Hi @Anonymous ,
Thanks for posting your query on Microsoft QnA.
I understand you have some queries around why your low-priority VM is being preempted.
To start with, low priority VMs are effectively discounted VMs that are allocated from the unused capacity of Azure VMs in a particular region, to anyone who requests for it. They are heavily discounted and available to run workloads running in Batch.
These VMs take advantage of surplus capacity in Azure. The tradeoff for using low-priority VMs is that those VMs may not always be available to be allocated, or may be preempted at any time, depending on available capacity. For this reason, low-priority VMs are most suitable for batch and asynchronous processing workloads where the job completion time is flexible, and the work is distributed across many VMs.
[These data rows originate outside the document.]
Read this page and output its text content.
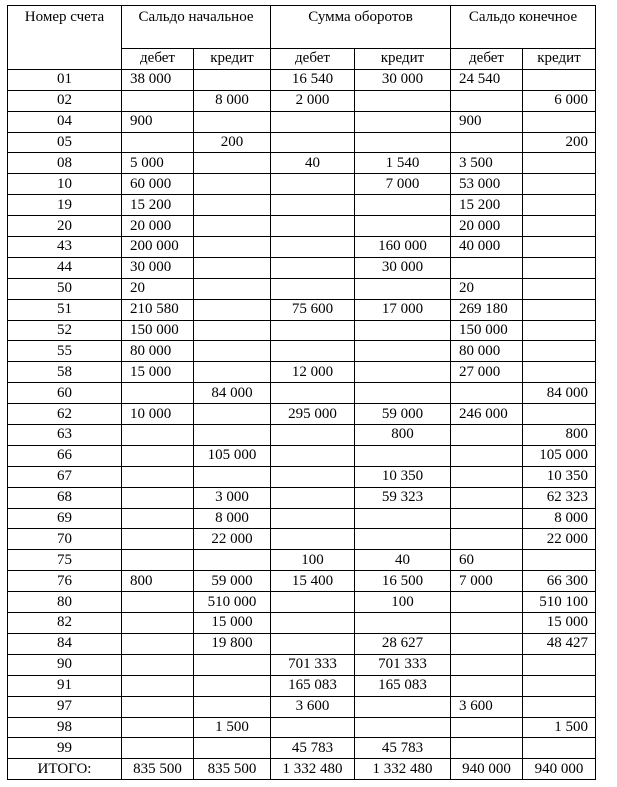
Номер счета	Сальдо начальное		Сумма оборотов		Сальдо конечное	
	дебет	кредит	дебет	кредит	дебет	кредит
01	38 000		16 540	30 000	24 540	
02		8 000	2 000			6 000
04	900				900	
05		200				200
08	5 000		40	1 540	3 500	
10	60 000			7 000	53 000	
19	15 200				15 200	
20	20 000				20 000	
43	200 000			160 000	40 000	
44	30 000			30 000		
50	20				20	
51	210 580		75 600	17 000	269 180	
52	150 000				150 000	
55	80 000				80 000	
58	15 000		12 000		27 000	
60		84 000				84 000
62	10 000		295 000	59 000	246 000	
63				800		800
66		105 000				105 000
67				10 350		10 350
68		3 000		59 323		62 323
69		8 000				8 000
70		22 000				22 000
75			100	40	60	
76	800	59 000	15 400	16 500	7 000	66 300
80		510 000		100		510 100
82		15 000				15 000
84		19 800		28 627		48 427
90			701 333	701 333		
91			165 083	165 083		
97			3 600		3 600	
98		1 500				1 500
99			45 783	45 783		
ИТОГО:	835 500	835 500	1 332 480	1 332 480	940 000	940 000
Hence, you see these resource health events in order, first it notifies that the low-priority VM is being preempted, followed by it is being stopped and deallocated, then finally it shows that the health cannot be determined because the VM has been moved to a deallocated state.
Hope this answers your query. For any questions, feel free to reach back and tag me, I'll be happy to answer.
Also, please refer to the below to links that I have shared, it explains the concept of low-priority VMs in more detail.
https://learn.microsoft.com/en-us/azure/batch/batch-spot-vms
https://whyazure.in/what-you-should-know-about-azures-low-priority-vms-and-possible-use-cases/
Please note that pre-emptible VMs can be of two types- low priority VMs (legacy type) and Spot VMs, both have the same functionality/use-case.